You can use Arrays.binarySearch() for each sub array.

private static int[] binarySearch2d(int[][] arr, int toFind) {
    int[] index2d = new int[] { -1, -1 };

    // find the row
    int row = -1;
    for (int i = 0; i < arr.length; i++) {
        if (arr[i][0] > toFind) {
            break;
        }
        row = i;
    }

    if (row > -1) {
        int indexInSecond = Arrays.binarySearch(arr[row], toFind);
        if (indexInSecond > -1) {
            index2d[0] = row;
            index2d[1] = indexInSecond;
        }
    }
    return index2d;
}

private static void test() {
    int[][] mat = { { 1, 2, 3, 4 }, { 5, 6, 7, 8 }, { 9, 10, 11, 12 },
            { 13, 14, 15, 16 } };

    int[] found = binarySearch2d(mat, 12);
    int element = mat[found[0]][found[1]];
    System.out.println("Found: " + element + " at mat[" + found[0] + "]["
            + found[1] + "]");
}

will output

Found: 12 at mat[2][3]

Answer 4

2-d array can be used as 1-d array in following way using following formula for index:-

Say you need to find kth index in 1-d array then it be element with i= k/n and j = k%n where n is order of the matrix in the 2-d array. Use binary search as in 1-d array with ending index n*n-1.

Alternative Approach:-

1.> Do binary search on first elements of each 1-D array that arr[i][0].

2.> Then using above get the 1-D array which contains the element say k then do binary search on arr[k].

Answer 5

You can create an one dimensional array and use binary search .

    int[] arr = new int[]{1, 5, 6};// your converted array
    int index = Arrays.binarySearch(arr, 1);
    if (index >= 0) {
        System.out.println("found ");
    } else {
        System.out.println("not found");
    }

Answer 6

You could use the first number of each array (or the last) to find the element where your number could be present and then use binary search on that element to find if it's actually there.

Answer 7

public boolean Find(int[][] array, int number) { 
    int find = -1;
    for(int i = 0; i < N; i++) {
        find = binarySearch(array[i], number, 0, N);
        if(find != -1) { 
           return true; //the element is exist
        }
     }
     return false;//the element is not exist
}

Or you can revise this question it will help you a lot

Answer 8

You could do a binary search using just the first element of each inner array to find which row it is in. Then do a binary search inside that row to find the column.

You might need a little more logic if your matrix supports duplicates.

Answer 9

Use java.util.Arrays.
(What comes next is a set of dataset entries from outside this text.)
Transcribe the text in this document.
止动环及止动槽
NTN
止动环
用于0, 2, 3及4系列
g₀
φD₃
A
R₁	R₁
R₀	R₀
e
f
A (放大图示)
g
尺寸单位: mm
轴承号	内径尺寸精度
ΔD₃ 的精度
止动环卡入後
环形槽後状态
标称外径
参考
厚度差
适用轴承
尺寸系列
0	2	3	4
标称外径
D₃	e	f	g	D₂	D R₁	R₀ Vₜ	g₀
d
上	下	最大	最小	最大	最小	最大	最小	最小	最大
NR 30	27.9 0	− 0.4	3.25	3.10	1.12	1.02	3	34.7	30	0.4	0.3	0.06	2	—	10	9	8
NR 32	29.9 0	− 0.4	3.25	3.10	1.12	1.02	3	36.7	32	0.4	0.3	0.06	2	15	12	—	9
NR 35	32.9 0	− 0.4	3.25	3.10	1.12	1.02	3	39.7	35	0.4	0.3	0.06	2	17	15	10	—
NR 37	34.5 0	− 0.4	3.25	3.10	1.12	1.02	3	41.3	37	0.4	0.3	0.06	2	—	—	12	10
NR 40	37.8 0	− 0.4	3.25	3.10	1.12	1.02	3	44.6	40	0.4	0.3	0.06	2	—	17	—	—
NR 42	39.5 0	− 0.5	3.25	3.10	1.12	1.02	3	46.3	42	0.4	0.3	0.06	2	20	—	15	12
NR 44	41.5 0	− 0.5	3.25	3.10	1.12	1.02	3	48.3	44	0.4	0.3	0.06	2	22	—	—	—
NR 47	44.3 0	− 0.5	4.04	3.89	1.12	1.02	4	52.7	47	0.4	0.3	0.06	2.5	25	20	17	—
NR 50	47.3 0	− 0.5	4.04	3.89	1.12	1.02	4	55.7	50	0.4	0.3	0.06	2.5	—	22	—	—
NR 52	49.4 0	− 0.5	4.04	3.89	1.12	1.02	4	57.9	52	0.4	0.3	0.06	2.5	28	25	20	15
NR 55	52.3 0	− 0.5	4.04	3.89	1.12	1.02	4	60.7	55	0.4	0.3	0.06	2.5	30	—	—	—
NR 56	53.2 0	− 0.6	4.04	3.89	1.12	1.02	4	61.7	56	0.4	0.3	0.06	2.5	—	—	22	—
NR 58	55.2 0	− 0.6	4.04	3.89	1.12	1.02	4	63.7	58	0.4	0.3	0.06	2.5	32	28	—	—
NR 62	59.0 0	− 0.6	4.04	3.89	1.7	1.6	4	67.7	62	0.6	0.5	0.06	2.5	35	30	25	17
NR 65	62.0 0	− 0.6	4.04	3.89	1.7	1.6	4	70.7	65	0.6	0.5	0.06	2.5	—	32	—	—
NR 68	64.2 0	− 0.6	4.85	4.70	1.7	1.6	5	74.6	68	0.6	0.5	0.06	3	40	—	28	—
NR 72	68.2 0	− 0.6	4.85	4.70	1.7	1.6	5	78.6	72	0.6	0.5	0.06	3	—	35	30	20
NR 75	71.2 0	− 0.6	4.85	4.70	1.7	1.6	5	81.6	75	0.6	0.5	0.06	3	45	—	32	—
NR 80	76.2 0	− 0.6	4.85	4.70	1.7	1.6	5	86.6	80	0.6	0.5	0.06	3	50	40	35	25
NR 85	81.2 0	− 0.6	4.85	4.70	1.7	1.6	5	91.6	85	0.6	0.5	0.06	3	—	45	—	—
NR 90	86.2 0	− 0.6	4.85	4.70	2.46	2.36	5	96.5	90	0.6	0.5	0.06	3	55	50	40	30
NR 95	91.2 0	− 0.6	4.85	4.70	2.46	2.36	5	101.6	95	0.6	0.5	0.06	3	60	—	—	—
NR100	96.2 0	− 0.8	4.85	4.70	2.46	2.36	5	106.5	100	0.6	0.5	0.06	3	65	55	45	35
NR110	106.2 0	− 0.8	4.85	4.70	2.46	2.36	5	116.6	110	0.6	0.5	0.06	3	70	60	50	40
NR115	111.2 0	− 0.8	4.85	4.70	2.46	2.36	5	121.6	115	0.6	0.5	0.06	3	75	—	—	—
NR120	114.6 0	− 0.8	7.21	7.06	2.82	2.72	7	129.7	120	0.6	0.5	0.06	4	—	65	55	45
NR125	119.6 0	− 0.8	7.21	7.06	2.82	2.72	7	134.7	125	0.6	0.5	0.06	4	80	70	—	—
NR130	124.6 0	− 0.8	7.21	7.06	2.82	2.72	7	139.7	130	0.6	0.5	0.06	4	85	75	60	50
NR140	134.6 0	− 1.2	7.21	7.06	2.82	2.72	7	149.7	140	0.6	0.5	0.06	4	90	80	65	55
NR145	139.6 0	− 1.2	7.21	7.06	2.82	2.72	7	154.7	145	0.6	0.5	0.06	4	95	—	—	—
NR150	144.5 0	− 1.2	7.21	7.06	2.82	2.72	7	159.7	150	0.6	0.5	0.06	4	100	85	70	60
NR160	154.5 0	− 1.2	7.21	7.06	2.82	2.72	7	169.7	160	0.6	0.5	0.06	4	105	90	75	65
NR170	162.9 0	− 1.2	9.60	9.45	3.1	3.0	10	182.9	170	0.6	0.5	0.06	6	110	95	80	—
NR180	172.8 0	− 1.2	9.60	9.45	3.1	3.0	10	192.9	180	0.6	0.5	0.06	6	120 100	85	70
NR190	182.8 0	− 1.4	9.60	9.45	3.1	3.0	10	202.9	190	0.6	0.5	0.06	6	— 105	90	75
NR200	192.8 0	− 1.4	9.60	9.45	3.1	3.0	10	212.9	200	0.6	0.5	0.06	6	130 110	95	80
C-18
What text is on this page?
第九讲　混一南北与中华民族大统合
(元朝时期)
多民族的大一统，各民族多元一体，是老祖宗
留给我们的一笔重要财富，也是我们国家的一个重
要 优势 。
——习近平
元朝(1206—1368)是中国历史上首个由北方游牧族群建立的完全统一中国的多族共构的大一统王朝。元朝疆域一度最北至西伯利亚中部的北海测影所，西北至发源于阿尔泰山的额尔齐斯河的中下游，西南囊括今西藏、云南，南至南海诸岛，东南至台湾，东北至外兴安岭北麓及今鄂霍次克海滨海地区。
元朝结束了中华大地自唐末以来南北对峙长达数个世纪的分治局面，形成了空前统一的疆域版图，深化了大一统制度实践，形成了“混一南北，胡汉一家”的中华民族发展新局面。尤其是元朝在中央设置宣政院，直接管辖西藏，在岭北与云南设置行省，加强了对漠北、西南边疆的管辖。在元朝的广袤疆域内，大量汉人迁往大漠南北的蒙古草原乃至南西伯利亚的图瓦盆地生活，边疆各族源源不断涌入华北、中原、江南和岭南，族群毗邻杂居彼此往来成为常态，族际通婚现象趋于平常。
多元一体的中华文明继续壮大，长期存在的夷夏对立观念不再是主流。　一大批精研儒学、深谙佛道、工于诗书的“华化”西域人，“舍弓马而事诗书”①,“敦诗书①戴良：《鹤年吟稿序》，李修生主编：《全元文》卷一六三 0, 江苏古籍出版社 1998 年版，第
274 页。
Use Arrays.binarySearch() function on flattened matrix:

int[][] mat = {{1,2,3,4},
{5,6,7,8},
{9,10,11,12},
{13,14,15,16}};


int key = 3;
int[] oneDArray = new int[mat[0].length*mat[0].length];

int s = 0;
for(int i = 0; i < mat[0].length; i ++) 
    for(int j = 0; j < mat[0].length; j ++){                           
        oneDArray[s] = mat[i][j];
        s++;
    } 


int found = Arrays.binarySearch(oneDArray, key);
if(found > -1){
     System.out.println(found/ mat[0].length + "," + found % mat[0].length);    
}

And the demo: https://ideone.com/bFZVMs

Answer 10

There are different ways to define 'order' in a two-dimensional array. For the order in your example, do bin search on the first element of each row, to find the row, and then do bin search again inside the row. if the number of rows is >= than the number of columns, you can optimize doing binary search on the elements of the diagonal that starts at (0,0), then do another binary search on the rest of the row.